2014-15 Türkiye Süper Lig 31.Hafta Maçı
19:45 Mersin Arena
0 - 1
  • 60
    hakem falan hikaye. finallerin takımı galatasaray'ın çıkıp çatır çatır oynayıp söke söke 3 puanı alması gereken maçtır. bu maçtan alınacak 3 puan artık bizim 4. yıldıza giden yolda önümüzde kimsenin duramayacağını gösterecektir.

    bir de emre çolak'ı mutlaka sahada görmek istediğim maçtır.

    haydi aslanlar, gidin ve alın şu maçı!

    edit: stil olarak 2 hafta önceki akhisar maçındaki gibi, sakin sakin oynayarak, efendi efendi gollerimizi atıp 3 puanı salaktan salaktan almalıyız. *
  • 19
    bu maç öncesi mersin'de cezalı yok. önemli sakatlar ise serkan balcı ve sinan kaloğlu. bir ara arka arkaya mağlubiyet serisine bağlayan mersin son beş maçında mağlup olmadı ve üç galibiyet elde etti. bu puanlarda dikkat çekici iki nokta wederson'un penaltıları ve sinan kaloğlu+marko futacs hamlesi.

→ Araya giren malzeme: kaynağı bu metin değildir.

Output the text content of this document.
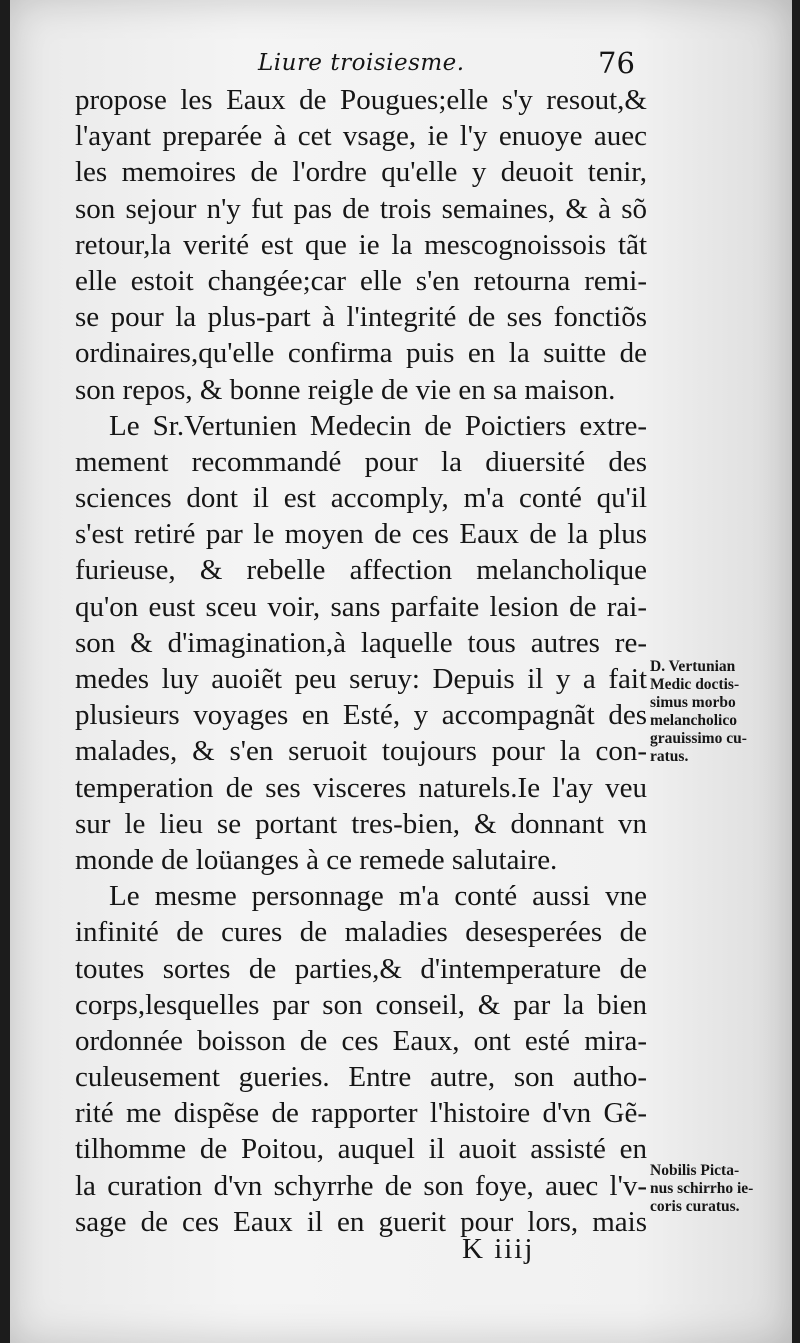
Liure troisiesme.	76
propose les Eaux de Pougues;elle s'y resout,&
l'ayant preparée à cet vsage, ie l'y enuoye auec
les memoires de l'ordre qu'elle y deuoit tenir,
son sejour n'y fut pas de trois semaines, & à sõ
retour,la verité est que ie la mescognoissois tãt
elle estoit changée;car elle s'en retourna remi-
se pour la plus-part à l'integrité de ses fonctiõs
ordinaires,qu'elle confirma puis en la suitte de
son repos, & bonne reigle de vie en sa maison.
Le Sr.Vertunien Medecin de Poictiers extre-
mement recommandé pour la diuersité des
sciences dont il est accomply, m'a conté qu'il
s'est retiré par le moyen de ces Eaux de la plus
furieuse, & rebelle affection melancholique
qu'on eust sceu voir, sans parfaite lesion de rai-
son & d'imagination,à laquelle tous autres re-
medes luy auoiẽt peu seruy: Depuis il y a fait
plusieurs voyages en Esté, y accompagnãt des
malades, & s'en seruoit toujours pour la con-
temperation de ses visceres naturels.Ie l'ay veu
sur le lieu se portant tres-bien, & donnant vn
monde de loüanges à ce remede salutaire.
Le mesme personnage m'a conté aussi vne
infinité de cures de maladies desesperées de
toutes sortes de parties,& d'intemperature de
corps,lesquelles par son conseil, & par la bien
ordonnée boisson de ces Eaux, ont esté mira-
culeusement gueries. Entre autre, son autho-
rité me dispẽse de rapporter l'histoire d'vn Gẽ-
tilhomme de Poitou, auquel il auoit assisté en
la curation d'vn schyrrhe de son foye, auec l'v-
sage de ces Eaux il en guerit pour lors, mais
D. Vertunian
Medic doctis-
simus morbo
melancholico
grauissimo cu-
ratus.
Nobilis Picta-
nus schirrho ie-
coris curatus.
K iiij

    öncelikle kaleyi son beş haftadır genç muammer yıldırım koruyor ki bunda nihat şahin ile nikolay mihaylov'un geçmiş haftalardaki kötü performansları da etkili oldu ama ilginçtir ki iyi bir performans gösteriyor. yetenekli bir kaleci ama tecrübe eksiği var=uzaktan sürpriz şutlar denemeliyiz.

    sezonu ön libero olarak geçiren sadiku bir süredir defansın banko ismi servet'in yeni partneri. mitrovic iyi gibiydi ama kesik yedi. sol bekteki istikrar abidesi wederson'u da katarsak mersin'in iyi bir defansı olduğunu söyleyebiliriz. serkan balcı sakatlandığından beri sağ bekte güven varol oynuyor ve serkan'a göre biraz daha vasat bir oyuncu. üzerine çalışabilir miyiz ki acaba? şimdi öncelikle bu isimler güçlü dedik iyi dedik ama tek tek iyi oyuncular olsalar da araya çok adam kaçırıyorlar ve markajda sorunlar yaşıyorlar. servet'in olduğu bir tandeme uzun top şişirmek zaten anlamsız olur ama şu an için hızıyla veya çevikliğiyle öne çıkan bir tane bile adamları yok. son haftalarda da zaten hep araya adam kaçırmalı goller yediler. sadiku fizik anlamda iyi ama o da kaleci muammer gibi tecrübesiz. servet, wederson, güven falan bunlar artık alan kapatarak oynayan, kapasitesi sınırlı adamlar. kaos futbolu ile bu defansa bir şey yapamayız çünkü tecrübeliler ve bu numarayı yemezler. yerden, seri ve organize ataklar üretmeliyiz. kendi evinde kapanan bir anadolu takımı gibi bir portre oluşabilir ama açıkçası mersin öyle bir takım değil ve atıyorlar da yiyorlar da... eğer bize karşı otobüs çekme taktiği yapmazlar ise sanıyorum ki biz bu işi beceririz. takım savunmaları iyi değil ve başarılarını gol yememeye değil hala bir şekilde atabilmelerine borçlular.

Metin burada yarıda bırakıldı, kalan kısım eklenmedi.